At a news briefing on March 30, fire officials said they had a lot of work ahead of them. The warehouse itself was huge, and the fire had partially collapsed the building, making it unsafe for firefighters to enter until several days after the fire.
"The entire building is going to be investigated – everything from electrical causes, accidental causes, natural causes, suspicious causes – all those things will be investigated thoroughly," said San Diego Fire-Rescue Department Capt. James Shadoan, at that briefing.
Shadoan, who is also an investigator with San Diego's MAST, said both local and federal investigators expected to remain at the scene of the fire for five to 10 days, looking at every corner of the business.
"We’re going to have rakes and shovels, sifting through every piece of debris, every piece of, let’s say, electrical components," the captain added. "And we have experts in all the different fields that we will be investigating."
The raging blaze erupted at the Off Road Warehouse on Balboa Avenue, near Convoy Street, at around 1:30 a.m. on March 28. It burned for more than four hours.
Firefighters worked tirelessly to knock down the flames and, by 6 a.m. that morning, local MAST officials were able to begin their investigation.
Neighboring businesses were able to avoid the flames, but not the aftermath.
Quality Automotive's front window and door were destroyed by firefighters checking for other dangers. Owner Tyson Do lost half his business this week trying to power his garage with just a generator.
"We weren't able to get any cars into our bays at all because they wouldn't let us pull the cars in through the driveway," Do said.
ORW Co-Owner Randy Weisser said his 16 employees will not miss a paycheck. In fact, the company is hoping to reopen in another warehouse in Kearny Mesa in the next four to five weeks.
Ernesto Diaz, Assistant Special Agent in Charge with the ATF, said agents had started to survey the site on March 30, to ensure it was safe before more investigators could walk in. He stressed that the investigation would take time and resources.
"(It’s) a lot of different resources that we’re bringing in with MAST to work on this investigation," Diaz told reporters.

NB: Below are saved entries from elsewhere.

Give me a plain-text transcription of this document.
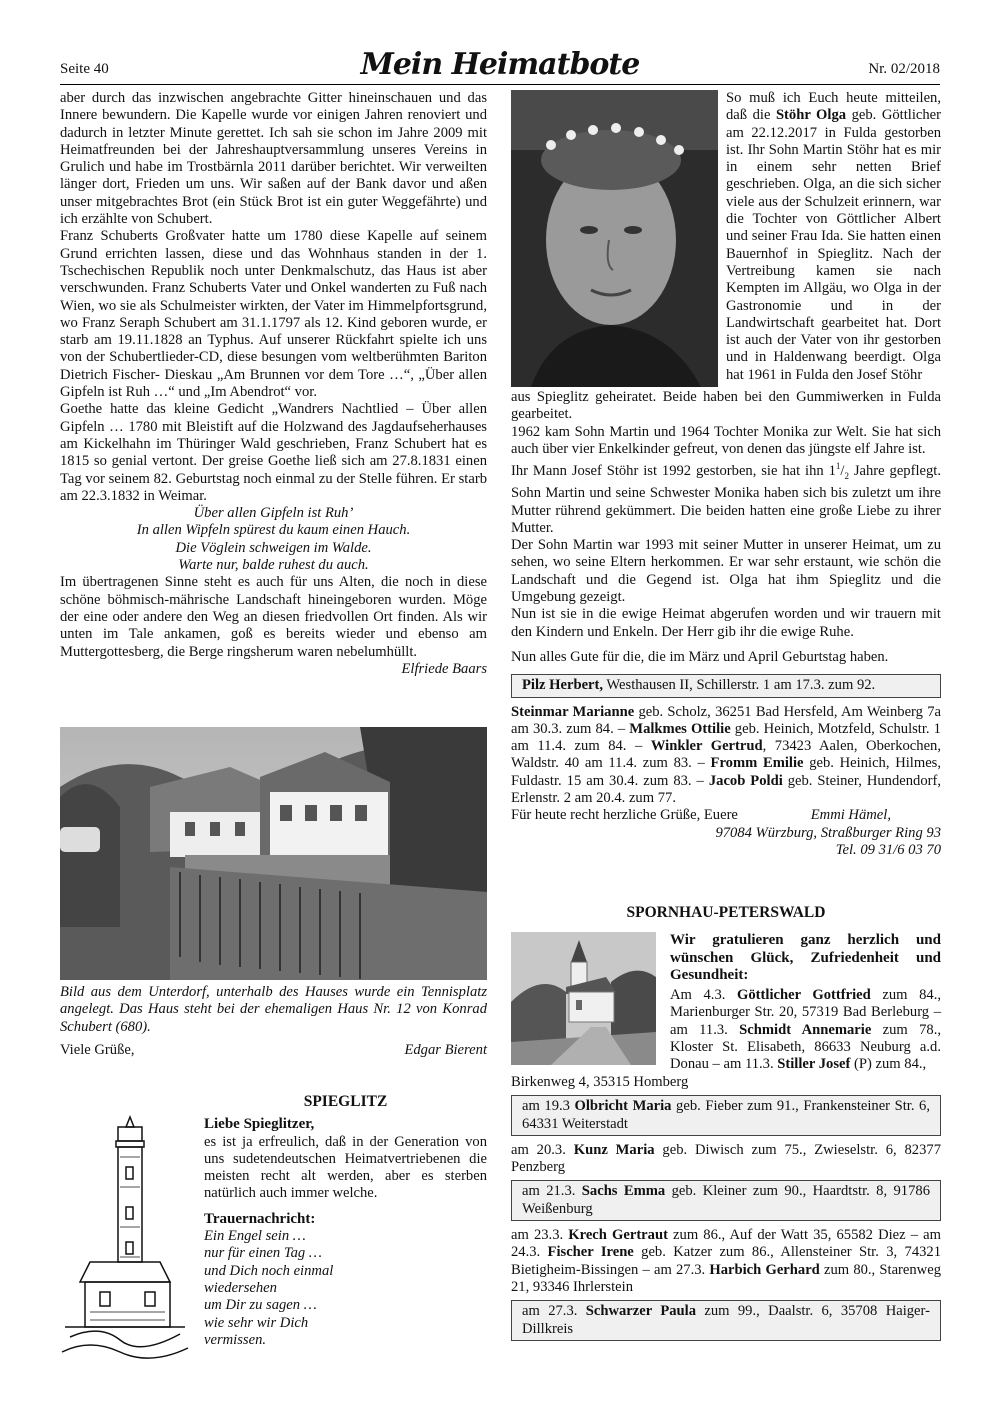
Seite 40	Mein Heimatbote	Nr. 02/2018

aber durch das inzwischen angebrachte Gitter hineinschauen und das Innere bewundern. Die Kapelle wurde vor einigen Jahren renoviert und dadurch in letzter Minute gerettet. Ich sah sie schon im Jahre 2009 mit Heimatfreunden bei der Jahreshauptversammlung unseres Vereins in Grulich und habe im Trostbärnla 2011 darüber berichtet. Wir verweilten länger dort, Frieden um uns. Wir saßen auf der Bank davor und aßen unser mitgebrachtes Brot (ein Stück Brot ist ein guter Weggefährte) und ich erzählte von Schubert.

Franz Schuberts Großvater hatte um 1780 diese Kapelle auf seinem Grund errichten lassen, diese und das Wohnhaus standen in der 1. Tschechischen Republik noch unter Denkmalschutz, das Haus ist aber verschwunden. Franz Schuberts Vater und Onkel wanderten zu Fuß nach Wien, wo sie als Schulmeister wirkten, der Vater im Himmelpfortsgrund, wo Franz Seraph Schubert am 31.1.1797 als 12. Kind geboren wurde, er starb am 19.11.1828 an Typhus. Auf unserer Rückfahrt spielte ich uns von der Schubertlieder-CD, diese besungen vom weltberühmten Bariton Dietrich Fischer- Dieskau „Am Brunnen vor dem Tore …“, „Über allen Gipfeln ist Ruh …“ und „Im Abendrot“ vor.

Goethe hatte das kleine Gedicht „Wandrers Nachtlied – Über allen Gipfeln … 1780 mit Bleistift auf die Holzwand des Jagdaufseherhauses am Kickelhahn im Thüringer Wald geschrieben, Franz Schubert hat es 1815 so genial vertont. Der greise Goethe ließ sich am 27.8.1831 einen Tag vor seinem 82. Geburtstag noch einmal zu der Stelle führen. Er starb am 22.3.1832 in Weimar.

Über allen Gipfeln ist Ruh’
In allen Wipfeln spürest du kaum einen Hauch.
Die Vöglein schweigen im Walde.
Warte nur, balde ruhest du auch.

Im übertragenen Sinne steht es auch für uns Alten, die noch in diese schöne böhmisch-mährische Landschaft hineingeboren wurden. Möge der eine oder andere den Weg an diesen friedvollen Ort finden. Als wir unten im Tale ankamen, goß es bereits wieder und ebenso am Muttergottesberg, die Berge ringsherum waren nebelumhüllt.

Elfriede Baars

Bild aus dem Unterdorf, unterhalb des Hauses wurde ein Tennisplatz angelegt. Das Haus steht bei der ehemaligen Haus Nr. 12 von Konrad Schubert (680).

Viele Grüße,	Edgar Bierent
SPIEGLITZ

Liebe Spieglitzer,

es ist ja erfreulich, daß in der Generation von uns sudetendeutschen Heimatvertriebenen die meisten recht alt werden, aber es sterben natürlich auch immer welche.

Trauernachricht:

Ein Engel sein …
nur für einen Tag …
und Dich noch einmal
wiedersehen
um Dir zu sagen …
wie sehr wir Dich
vermissen.

So muß ich Euch heute mitteilen, daß die Stöhr Olga geb. Göttlicher am 22.12.2017 in Fulda gestorben ist. Ihr Sohn Martin Stöhr hat es mir in einem sehr netten Brief geschrieben. Olga, an die sich sicher viele aus der Schulzeit erinnern, war die Tochter von Göttlicher Albert und seiner Frau Ida. Sie hatten einen Bauernhof in Spieglitz. Nach der Vertreibung kamen sie nach Kempten im Allgäu, wo Olga in der Gastronomie und in der Landwirtschaft gearbeitet hat. Dort ist auch der Vater von ihr gestorben und in Haldenwang beerdigt. Olga hat 1961 in Fulda den Josef Stöhr

aus Spieglitz geheiratet. Beide haben bei den Gummiwerken in Fulda gearbeitet.

1962 kam Sohn Martin und 1964 Tochter Monika zur Welt. Sie hat sich auch über vier Enkelkinder gefreut, von denen das jüngste elf Jahre ist.

Ihr Mann Josef Stöhr ist 1992 gestorben, sie hat ihn $1^1/_2$ Jahre gepflegt. Sohn Martin und seine Schwester Monika haben sich bis zuletzt um ihre Mutter rührend gekümmert. Die beiden hatten eine große Liebe zu ihrer Mutter.

Der Sohn Martin war 1993 mit seiner Mutter in unserer Heimat, um zu sehen, wo seine Eltern herkommen. Er war sehr erstaunt, wie schön die Landschaft und die Gegend ist. Olga hat ihm Spieglitz und die Umgebung gezeigt.

Nun ist sie in die ewige Heimat abgerufen worden und wir trauern mit den Kindern und Enkeln. Der Herr gib ihr die ewige Ruhe.

Nun alles Gute für die, die im März und April Geburtstag haben.

Pilz Herbert, Westhausen II, Schillerstr. 1 am 17.3. zum 92.

Steinmar Marianne geb. Scholz, 36251 Bad Hersfeld, Am Weinberg 7a am 30.3. zum 84. – Malkmes Ottilie geb. Heinich, Motzfeld, Schulstr. 1 am 11.4. zum 84. – Winkler Gertrud, 73423 Aalen, Oberkochen, Waldstr. 40 am 11.4. zum 83. – Fromm Emilie geb. Heinich, Hilmes, Fuldastr. 15 am 30.4. zum 83. – Jacob Poldi geb. Steiner, Hundendorf, Erlenstr. 2 am 20.4. zum 77.

Für heute recht herzliche Grüße, Euere	Emmi Hämel,
97084 Würzburg, Straßburger Ring 93
Tel. 09 31/6 03 70
SPORNHAU-PETERSWALD

Wir gratulieren ganz herzlich und wünschen Glück, Zufriedenheit und Gesundheit:

Am 4.3. Göttlicher Gottfried zum 84., Marienburger Str. 20, 57319 Bad Berleburg – am 11.3. Schmidt Annemarie zum 78., Kloster St. Elisabeth, 86633 Neuburg a.d. Donau – am 11.3. Stiller Josef (P) zum 84.,

Birkenweg 4, 35315 Homberg

am 19.3 Olbricht Maria geb. Fieber zum 91., Frankensteiner Str. 6, 64331 Weiterstadt

am 20.3. Kunz Maria geb. Diwisch zum 75., Zwieselstr. 6, 82377 Penzberg

am 21.3. Sachs Emma geb. Kleiner zum 90., Haardtstr. 8, 91786 Weißenburg

am 23.3. Krech Gertraut zum 86., Auf der Watt 35, 65582 Diez – am 24.3. Fischer Irene geb. Katzer zum 86., Allensteiner Str. 3, 74321 Bietigheim-Bissingen – am 27.3. Harbich Gerhard zum 80., Starenweg 21, 93346 Ihrlerstein

am 27.3. Schwarzer Paula zum 99., Daalstr. 6, 35708 Haiger-Dillkreis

He said the ATF’s National Response Team is comprised of about 25 people with different specialties, brought in from different parts of the United States to aid investigations.

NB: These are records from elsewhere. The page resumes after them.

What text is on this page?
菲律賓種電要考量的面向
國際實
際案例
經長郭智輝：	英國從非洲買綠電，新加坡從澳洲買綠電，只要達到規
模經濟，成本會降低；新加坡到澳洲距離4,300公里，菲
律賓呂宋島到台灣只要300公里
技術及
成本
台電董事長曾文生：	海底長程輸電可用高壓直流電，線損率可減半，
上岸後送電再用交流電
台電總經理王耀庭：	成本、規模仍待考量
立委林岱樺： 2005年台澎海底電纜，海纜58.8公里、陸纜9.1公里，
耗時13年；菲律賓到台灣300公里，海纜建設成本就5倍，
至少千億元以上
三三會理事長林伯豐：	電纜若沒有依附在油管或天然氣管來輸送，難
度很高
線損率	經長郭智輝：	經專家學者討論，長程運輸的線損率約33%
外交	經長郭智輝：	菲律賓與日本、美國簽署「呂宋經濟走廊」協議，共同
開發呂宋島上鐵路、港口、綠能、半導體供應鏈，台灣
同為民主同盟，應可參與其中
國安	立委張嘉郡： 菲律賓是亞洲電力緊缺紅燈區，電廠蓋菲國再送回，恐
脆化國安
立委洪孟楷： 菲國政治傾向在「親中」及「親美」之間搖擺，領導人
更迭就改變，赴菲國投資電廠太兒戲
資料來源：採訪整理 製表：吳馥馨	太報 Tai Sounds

At that point, Diaz said they did not know if the fire was suspicious but said his team planned to investigate it "as any fire, from the ground up."
Per protocol, Diaz said they would investigate the business itself, too.

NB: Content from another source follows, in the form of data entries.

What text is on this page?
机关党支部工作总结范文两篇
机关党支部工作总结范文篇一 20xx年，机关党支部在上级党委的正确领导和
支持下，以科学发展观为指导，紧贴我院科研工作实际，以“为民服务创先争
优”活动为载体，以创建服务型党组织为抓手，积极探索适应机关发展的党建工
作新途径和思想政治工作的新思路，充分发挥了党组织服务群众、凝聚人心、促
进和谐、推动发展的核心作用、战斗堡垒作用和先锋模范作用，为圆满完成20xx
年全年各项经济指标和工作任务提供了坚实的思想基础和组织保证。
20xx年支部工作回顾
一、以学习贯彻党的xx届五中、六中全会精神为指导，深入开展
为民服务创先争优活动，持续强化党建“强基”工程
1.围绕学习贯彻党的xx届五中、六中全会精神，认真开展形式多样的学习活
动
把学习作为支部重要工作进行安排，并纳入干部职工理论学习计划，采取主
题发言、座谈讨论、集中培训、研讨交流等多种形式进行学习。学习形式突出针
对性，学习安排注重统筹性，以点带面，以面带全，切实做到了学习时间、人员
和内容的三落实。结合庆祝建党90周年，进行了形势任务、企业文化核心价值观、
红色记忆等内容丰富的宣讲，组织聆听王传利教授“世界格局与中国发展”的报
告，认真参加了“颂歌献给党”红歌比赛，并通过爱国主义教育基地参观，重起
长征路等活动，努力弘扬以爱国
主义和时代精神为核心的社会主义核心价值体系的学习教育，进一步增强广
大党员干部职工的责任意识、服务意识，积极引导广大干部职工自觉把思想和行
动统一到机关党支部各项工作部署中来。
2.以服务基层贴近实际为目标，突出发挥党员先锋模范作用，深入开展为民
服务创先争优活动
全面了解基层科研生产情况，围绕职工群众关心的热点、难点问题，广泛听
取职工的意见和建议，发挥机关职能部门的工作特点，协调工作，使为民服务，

“We’ll do our normal course of duty,” he added.
Shadoan said the sheer size of the building brought unique challenges to investigators. Inside, in a garage area of the business, he said there were about a dozen cars scorched in the blaze, and some of those vehicles were on lifts. He said there was fear that those lifts may collapse.
Meanwhile, Shadoan said the structural integrity of the building itself was also compromised, so crews had to be very careful walking in and around it. There were gasoline tanks stored inside the building that also posed a potential hazard.
This was the second fire to spark at the business in the past four months. The first fire was reported at ORW on Nov. 16, 2018, prompting a large response from the SDFD. The cause of that first fire was accidental, the SDFD said.
Shadoan said that anytime fire officials see multiple fires at the same location, it strikes concern.
Nate Mullen, co-owner of the Off Road Warehouse, said last week he was grateful that federal investigators were stepping in to help with the investigation. He wanted answers as to what caused the fire that ripped through his business.
"Thank God we have ATF people on site, and they’re going to find out and get to the cause of the problem – whatever that cause is – so, I’m excited about that," Mullen told NBC 7.
Shadoan said it would have been difficult for the SDFD to investigate a fire scene of this size and scope alone, and they were grateful to be able to tap into their national resources.